Another use case is collect
/gather
all values of a given column (of every group) into a list. In pandas I'd do
collect = lambda x: list(x)
df.groupby('col1').agg({'col2' : collect})
And thank you for the great library! 🙏🏼
collect to list is all I really need. But for truly custom aggregation function you could do an accumulator pattern similar to spark.
Any updates on this ?
I too am interested in this functionality for vaex to truly replace pandas in our workflow
This is related to #376
Another use case is
collect
/gather
all values of a given column (of every group) into a list. In pandas I'd docollect = lambda x: list(x) df.groupby('col1').agg({'col2' : collect})

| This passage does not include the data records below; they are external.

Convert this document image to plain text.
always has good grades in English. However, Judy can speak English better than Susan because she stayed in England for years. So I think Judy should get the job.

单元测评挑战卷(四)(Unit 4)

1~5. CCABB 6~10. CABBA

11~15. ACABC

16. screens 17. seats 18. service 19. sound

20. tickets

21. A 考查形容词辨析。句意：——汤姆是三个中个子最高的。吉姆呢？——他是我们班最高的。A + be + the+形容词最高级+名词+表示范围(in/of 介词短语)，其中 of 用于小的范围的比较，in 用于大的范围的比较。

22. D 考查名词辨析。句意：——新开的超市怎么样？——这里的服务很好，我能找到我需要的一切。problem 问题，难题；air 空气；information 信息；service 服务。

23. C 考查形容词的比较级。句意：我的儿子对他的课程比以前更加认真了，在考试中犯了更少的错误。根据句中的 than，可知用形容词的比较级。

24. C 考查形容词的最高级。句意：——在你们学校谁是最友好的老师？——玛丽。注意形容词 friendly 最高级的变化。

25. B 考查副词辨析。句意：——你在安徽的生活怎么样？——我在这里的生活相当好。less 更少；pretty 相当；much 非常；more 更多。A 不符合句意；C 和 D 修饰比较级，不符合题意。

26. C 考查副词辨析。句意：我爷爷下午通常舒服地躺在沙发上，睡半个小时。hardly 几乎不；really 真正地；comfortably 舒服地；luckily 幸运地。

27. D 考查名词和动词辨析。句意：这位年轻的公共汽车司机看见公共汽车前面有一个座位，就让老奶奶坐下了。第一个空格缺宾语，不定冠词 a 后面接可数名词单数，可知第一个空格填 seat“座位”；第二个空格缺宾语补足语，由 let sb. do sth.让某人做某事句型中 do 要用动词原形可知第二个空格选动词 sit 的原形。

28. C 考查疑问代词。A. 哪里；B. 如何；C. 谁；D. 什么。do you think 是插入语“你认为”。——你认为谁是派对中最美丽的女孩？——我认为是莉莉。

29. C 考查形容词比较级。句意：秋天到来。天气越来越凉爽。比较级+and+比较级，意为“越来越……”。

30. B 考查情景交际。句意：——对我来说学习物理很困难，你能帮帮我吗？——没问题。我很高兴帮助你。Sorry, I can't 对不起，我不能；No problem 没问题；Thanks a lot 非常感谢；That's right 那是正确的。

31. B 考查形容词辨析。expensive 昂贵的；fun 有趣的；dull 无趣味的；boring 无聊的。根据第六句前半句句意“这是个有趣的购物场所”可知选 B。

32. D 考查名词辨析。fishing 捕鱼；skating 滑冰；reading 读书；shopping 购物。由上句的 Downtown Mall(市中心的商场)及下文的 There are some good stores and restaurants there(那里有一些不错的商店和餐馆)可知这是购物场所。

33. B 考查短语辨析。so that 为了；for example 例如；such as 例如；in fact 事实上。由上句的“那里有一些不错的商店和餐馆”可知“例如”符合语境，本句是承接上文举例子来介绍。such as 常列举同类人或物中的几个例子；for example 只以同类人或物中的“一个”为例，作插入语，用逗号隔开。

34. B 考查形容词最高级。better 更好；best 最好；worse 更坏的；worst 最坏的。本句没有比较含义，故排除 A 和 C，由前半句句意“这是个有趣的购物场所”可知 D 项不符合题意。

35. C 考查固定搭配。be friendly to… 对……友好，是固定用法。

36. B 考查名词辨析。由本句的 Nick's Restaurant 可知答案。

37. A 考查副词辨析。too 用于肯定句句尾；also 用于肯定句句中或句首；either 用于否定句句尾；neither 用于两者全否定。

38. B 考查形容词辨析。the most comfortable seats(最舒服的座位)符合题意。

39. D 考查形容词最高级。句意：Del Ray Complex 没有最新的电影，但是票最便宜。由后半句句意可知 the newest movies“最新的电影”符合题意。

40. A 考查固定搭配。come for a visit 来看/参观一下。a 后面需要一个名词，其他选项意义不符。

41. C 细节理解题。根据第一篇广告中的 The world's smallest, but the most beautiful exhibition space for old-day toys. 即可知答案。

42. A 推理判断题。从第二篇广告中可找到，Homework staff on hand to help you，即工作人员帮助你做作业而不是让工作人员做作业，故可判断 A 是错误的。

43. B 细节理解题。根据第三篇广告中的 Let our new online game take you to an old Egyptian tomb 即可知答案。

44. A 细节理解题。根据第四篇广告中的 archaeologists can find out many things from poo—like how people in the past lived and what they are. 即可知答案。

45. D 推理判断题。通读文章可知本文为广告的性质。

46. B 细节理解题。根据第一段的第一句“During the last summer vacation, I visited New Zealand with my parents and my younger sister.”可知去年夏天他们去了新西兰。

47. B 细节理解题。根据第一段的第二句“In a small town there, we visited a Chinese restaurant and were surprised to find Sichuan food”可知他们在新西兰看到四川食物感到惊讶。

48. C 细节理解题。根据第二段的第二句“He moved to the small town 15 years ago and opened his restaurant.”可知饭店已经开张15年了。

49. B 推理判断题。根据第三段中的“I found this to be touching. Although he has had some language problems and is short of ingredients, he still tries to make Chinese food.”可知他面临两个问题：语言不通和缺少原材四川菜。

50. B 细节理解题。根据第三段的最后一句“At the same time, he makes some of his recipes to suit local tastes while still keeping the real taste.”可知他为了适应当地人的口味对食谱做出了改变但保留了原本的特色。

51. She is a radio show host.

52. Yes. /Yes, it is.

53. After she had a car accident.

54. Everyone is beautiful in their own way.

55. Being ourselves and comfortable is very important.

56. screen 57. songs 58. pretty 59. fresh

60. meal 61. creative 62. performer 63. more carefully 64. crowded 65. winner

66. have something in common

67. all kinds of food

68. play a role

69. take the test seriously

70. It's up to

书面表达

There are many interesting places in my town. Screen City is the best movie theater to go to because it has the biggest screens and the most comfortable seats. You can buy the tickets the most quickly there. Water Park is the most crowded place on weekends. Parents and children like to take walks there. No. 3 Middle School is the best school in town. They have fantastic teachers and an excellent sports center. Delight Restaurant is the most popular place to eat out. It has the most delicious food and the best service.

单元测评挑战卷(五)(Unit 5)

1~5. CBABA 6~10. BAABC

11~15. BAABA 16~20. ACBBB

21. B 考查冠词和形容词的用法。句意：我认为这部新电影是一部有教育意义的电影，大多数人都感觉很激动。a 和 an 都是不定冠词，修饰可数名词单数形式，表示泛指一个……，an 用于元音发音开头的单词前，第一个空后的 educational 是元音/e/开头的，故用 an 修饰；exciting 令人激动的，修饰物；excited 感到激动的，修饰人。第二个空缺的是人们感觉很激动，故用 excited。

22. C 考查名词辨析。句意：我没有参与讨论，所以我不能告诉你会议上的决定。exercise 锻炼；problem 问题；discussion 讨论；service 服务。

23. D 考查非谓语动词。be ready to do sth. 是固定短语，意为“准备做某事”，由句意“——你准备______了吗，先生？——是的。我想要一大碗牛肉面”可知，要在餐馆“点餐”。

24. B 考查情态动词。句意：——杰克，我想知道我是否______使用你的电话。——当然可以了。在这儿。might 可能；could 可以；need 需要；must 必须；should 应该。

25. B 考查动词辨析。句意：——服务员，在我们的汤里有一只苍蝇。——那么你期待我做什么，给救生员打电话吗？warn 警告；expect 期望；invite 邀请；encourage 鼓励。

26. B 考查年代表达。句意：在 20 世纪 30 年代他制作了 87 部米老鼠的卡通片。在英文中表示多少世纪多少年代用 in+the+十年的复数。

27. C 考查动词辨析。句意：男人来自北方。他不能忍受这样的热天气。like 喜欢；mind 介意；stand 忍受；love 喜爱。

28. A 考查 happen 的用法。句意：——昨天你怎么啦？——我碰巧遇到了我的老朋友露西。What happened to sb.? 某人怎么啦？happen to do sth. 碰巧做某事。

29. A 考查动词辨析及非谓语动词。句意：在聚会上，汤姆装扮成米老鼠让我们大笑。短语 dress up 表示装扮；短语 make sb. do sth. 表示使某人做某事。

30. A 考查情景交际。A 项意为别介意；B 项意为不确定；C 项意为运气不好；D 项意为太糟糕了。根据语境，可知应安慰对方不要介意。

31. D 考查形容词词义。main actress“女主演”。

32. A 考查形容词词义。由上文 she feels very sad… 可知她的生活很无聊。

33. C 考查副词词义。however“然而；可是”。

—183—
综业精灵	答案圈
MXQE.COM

And thank you for the great library! 🙏🏼
How to turn this Pandas code skill_df = df[['skill_id', 'problem_id']].groupby(['skill_id']).apply(lambda r: np.array(list(set(r['problem_id'].values))))
into the code of VAEX.
I have been following this thread for over a year now. It's incredible what vaex has done so far. I think the biggest value vaex can add right now is this specific use case. Groupby-apply allows so much flexiblity, and is so commonly used in the DS industry. If vaex can implement this then we'll have more opportunities to explore big data. I haven't come across many libraries that can do this well. If vaex can, that would really separate them from the rest of the pack. Consider even the following simple examples:
df.groupby('col1')['col2'].transform(lambda x: x.shift())
df.groupby(['col1', 'col2']).apply(lambda x: my_custom_function(x, **kwargs))
I have been following this thread for over a year now. It's incredible what vaex has done so far. I think the biggest value vaex can add right now is this specific use case. Groupby-apply allows so much flexiblity, and is so commonly used in the DS industry. If vaex can implement this then we'll have more opportunities to explore big data. I haven't come across many libraries that can do this well. If vaex can, that would really separate them from the rest of the pack. Consider even the following simple examples:
df.groupby('col1')['col2'].transform(lambda x: x.shift()) df.groupby(['col1', 'col2']).apply(lambda x: my_custom_function(x, **kwargs))
Because of this, pandas can't be replaced yet, at least in my case
Hasn't been implemented yet? 😢
I don't think if we implement this in vaex that it can be done in a performant way. Therefore, I think this can just as well be done with Pandas itself. Unless we find a way to do it faster, but I haven't come up with a good solution yet.
The problem is a huge Vaex dataframe cannot be converted to Pandas dataframe in order to use the apply() method.